Legislative Assembly of the Northwest Territories
- Citation: 1988, c. O-1
- Assented to: 1988

= Official Languages Act (Northwest Territories) =

Northwest Territories territorial legislation

The Official Languages Act (Loi sur les langues officielles) is a law enacted by the Legislative Assembly of the Northwest Territories, enacted in 1988 which establishes that Northwest Territories has eleven official languages. The Act establishes that the official languages of Nunavut are: Inuktitut, Inuinnaqtun, Inuvialuktun, Gwich'in, North Slavey, South Slavey, Tłı̨chǫ, Chipewyan, Cree, English, and French.

== History ==
French was made an official language in 1877 by the then-territorial government of the Northwest Territories. After a lengthy and bitter debate resulting from a speech from the throne in 1888 by Lieutenant Governor Joseph Royal, the members of the time voted on more than one occasion to nullify this and make English the only language used in the assembly.
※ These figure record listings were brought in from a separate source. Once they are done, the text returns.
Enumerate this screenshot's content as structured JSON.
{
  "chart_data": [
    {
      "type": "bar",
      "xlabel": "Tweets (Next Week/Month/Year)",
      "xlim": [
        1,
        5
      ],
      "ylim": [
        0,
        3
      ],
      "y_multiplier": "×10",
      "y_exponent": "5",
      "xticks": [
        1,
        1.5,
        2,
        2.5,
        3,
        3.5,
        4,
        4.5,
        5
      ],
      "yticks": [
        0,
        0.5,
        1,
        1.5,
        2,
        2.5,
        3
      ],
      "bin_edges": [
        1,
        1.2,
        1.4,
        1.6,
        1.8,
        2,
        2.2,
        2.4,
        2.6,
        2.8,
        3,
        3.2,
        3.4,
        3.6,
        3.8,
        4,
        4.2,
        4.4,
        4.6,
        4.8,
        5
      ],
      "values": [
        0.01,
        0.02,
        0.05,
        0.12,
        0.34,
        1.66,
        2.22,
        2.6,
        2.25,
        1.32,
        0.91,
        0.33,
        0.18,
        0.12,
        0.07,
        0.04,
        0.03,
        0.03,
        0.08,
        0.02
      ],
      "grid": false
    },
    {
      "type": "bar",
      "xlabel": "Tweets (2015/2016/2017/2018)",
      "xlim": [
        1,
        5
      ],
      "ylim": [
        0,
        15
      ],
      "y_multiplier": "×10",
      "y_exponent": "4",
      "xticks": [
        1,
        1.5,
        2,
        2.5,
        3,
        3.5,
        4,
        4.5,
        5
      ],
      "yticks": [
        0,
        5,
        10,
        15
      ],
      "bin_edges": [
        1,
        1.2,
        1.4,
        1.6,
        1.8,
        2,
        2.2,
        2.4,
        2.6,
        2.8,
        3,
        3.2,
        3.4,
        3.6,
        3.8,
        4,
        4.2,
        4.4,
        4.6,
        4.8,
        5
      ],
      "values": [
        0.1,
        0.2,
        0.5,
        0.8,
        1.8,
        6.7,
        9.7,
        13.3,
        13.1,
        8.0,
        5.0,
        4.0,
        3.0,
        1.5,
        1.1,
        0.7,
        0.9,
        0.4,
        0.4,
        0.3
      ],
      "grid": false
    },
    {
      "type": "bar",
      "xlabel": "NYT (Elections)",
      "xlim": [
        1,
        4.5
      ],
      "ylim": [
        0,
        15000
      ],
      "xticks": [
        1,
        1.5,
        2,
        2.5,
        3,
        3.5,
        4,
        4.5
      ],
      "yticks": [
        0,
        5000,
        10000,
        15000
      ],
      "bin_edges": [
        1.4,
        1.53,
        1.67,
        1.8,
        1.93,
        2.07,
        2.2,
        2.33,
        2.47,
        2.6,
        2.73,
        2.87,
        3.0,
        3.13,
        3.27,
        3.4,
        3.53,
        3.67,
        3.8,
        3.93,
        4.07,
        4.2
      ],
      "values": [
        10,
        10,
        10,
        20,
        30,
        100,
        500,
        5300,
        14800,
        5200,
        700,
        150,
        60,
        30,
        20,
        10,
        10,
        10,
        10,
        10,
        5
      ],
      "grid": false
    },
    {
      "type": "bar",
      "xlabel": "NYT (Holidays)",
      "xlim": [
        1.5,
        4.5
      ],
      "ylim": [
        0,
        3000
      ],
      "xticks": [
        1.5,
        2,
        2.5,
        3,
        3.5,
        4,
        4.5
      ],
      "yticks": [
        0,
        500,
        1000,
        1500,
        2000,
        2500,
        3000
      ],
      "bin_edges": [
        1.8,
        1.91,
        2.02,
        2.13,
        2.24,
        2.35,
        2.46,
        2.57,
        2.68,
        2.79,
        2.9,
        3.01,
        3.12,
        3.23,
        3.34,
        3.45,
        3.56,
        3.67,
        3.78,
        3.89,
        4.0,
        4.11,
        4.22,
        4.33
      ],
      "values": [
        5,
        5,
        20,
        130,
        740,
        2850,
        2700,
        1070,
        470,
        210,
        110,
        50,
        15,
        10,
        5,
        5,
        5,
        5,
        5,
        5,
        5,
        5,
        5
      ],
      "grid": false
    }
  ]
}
After some conflict with the Confederation Government in Ottawa, and a decisive vote on January 19, 1892, the assembly members voted for an English-only territory.

The Official Languages Act of the Northwest Territories was enacted in 1988.

== Provisions ==
The Act was amended in 2023 to allow the Commissioner to take the Government of the Northwest Territories to the Supreme Court.

== Implementation ==
Access to services in indigenous languages in the Northwest Territories has been described as a "struggle" by the Official Languages Commissioner of the Northwest Territories.

== Criticism and suggested reform ==
The Act has been criticised by parents for not allowing babies to be given traditional names with accents.

There have been repeated calls for Michif to become the territory's twelfth official language.